A semana passada foi maravilhosa para a construção do futuro da nossa espécie. Foram dadas duas notícias que, juntas, ganham significado especial: primeiro se descobriu mais um planeta fora do nosso sistema (já é o 174º), o mais importante é que ele é rochoso, como a Terra; depois a Rússia divulgou que se prepara para minerar Hélio 3 na Lua.

A espécie humana já não cabe no planeta. Isto está claro desde o século passado, mas agora se dão os primeiros passos concretos para empestearmos a galáxia com nossos genes.

Já se sabia, por cálculos, que existem bilhões de mundos rochosos, milhões deles bastante parecidos com a Terra e capazes de suportar colonização humana, isto só aqui na vizinhança da Via Láctea. Agora se comprovou a existência de um deles, que apesar de ter 5 vezes a massa do nosso planeta e circular um sol bem fraquinho, é prova da correção do cálculo. Temos espaço para crescer, para fora do Sistema Solar!

O que falta, é claro, são os meios técnicos e a vontade de ir.

Aí é que entra a importância da missão russa. Eles planejam trazer dez toneladas de Hélio 3 (um isótopo pesadão do segundo elemento da tabela periódica). Este tanto dá para gerar energia suficiente para um ano na Rússia inteira. É uma forma genial de financiar as primeiras colônias lunares. Dado o interesse, ou a necessidade, os meios a humanidade inventará.

Apesar da possibilidade de concorrência, o mais usual é que a energia elétrica seja usada em imóveis. Este programa russo, mesmo que dê muito certo, pouco efeito terá no projeto brasileiro de exportar etanol, que é mais usado em automóveis e não como combustível para energia elétrica.

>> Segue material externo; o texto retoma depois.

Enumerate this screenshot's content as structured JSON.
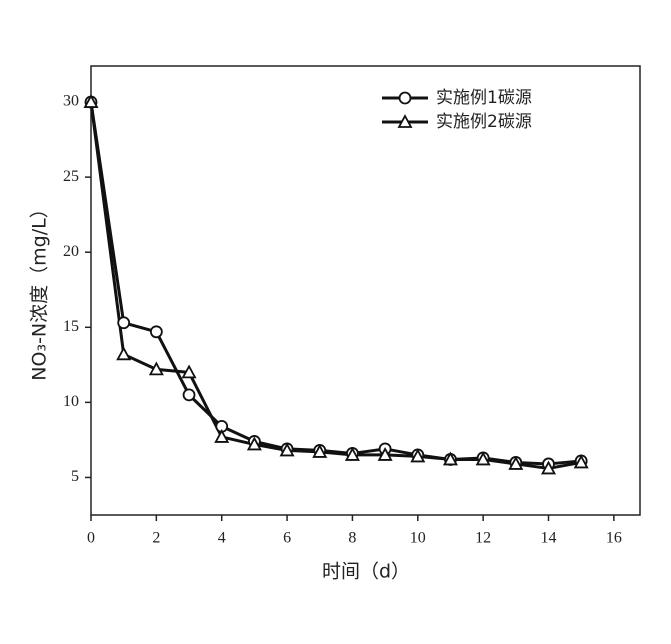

Tudo isto é, como já disse, maravilhoso, mas a humanidade não irá se não for junto o Direito. O que caracteriza a espécie não são só os genes, mas nossa capacidade de criar cultura, de criar meios de comunicação e regras para a convivência comum. Se nos genes somos 98% idênticos aos chimpanzés, na capacidade de criar normas estamos astronomicamente distantes dos primos.

Pois bem, então como é que será o Direito na Lua? O modelo já existe, é a forma como se regulamentam as coisas na Antártida. Não se tem um país no pólo sul, o continente é território internacional, como os oceanos e o céu acima deles. Aplicam-se primeiro os tratados internacionais, claro, e depois a lei do lugar de onde veio a pessoa a ser julgada.

Mas a Antártida é aqui pertinho e ninguém estabelece família por lá, muito embora os cientistas possam ficar o ano todo. A Lua poderá ser diferente, até pelos custos da viagem. No futuro distante pode ser que eles declarem independência e produzam seu próprio direito... mas já me adianto demais. Por enquanto fica só a certeza de que onde quer que vá um ser humano, suas normas vão junto, a certeza de que não dá para ser humano sem direito, nem na Lua.

O céu está deixando de ser o limite para se tornar a nova fronteira. Com o instrumental técnico de um lado e o Direito na outra mão, vamos ser senhores de inúmeros mundos.

Publicado no Diário de Ourinhos, em 2004.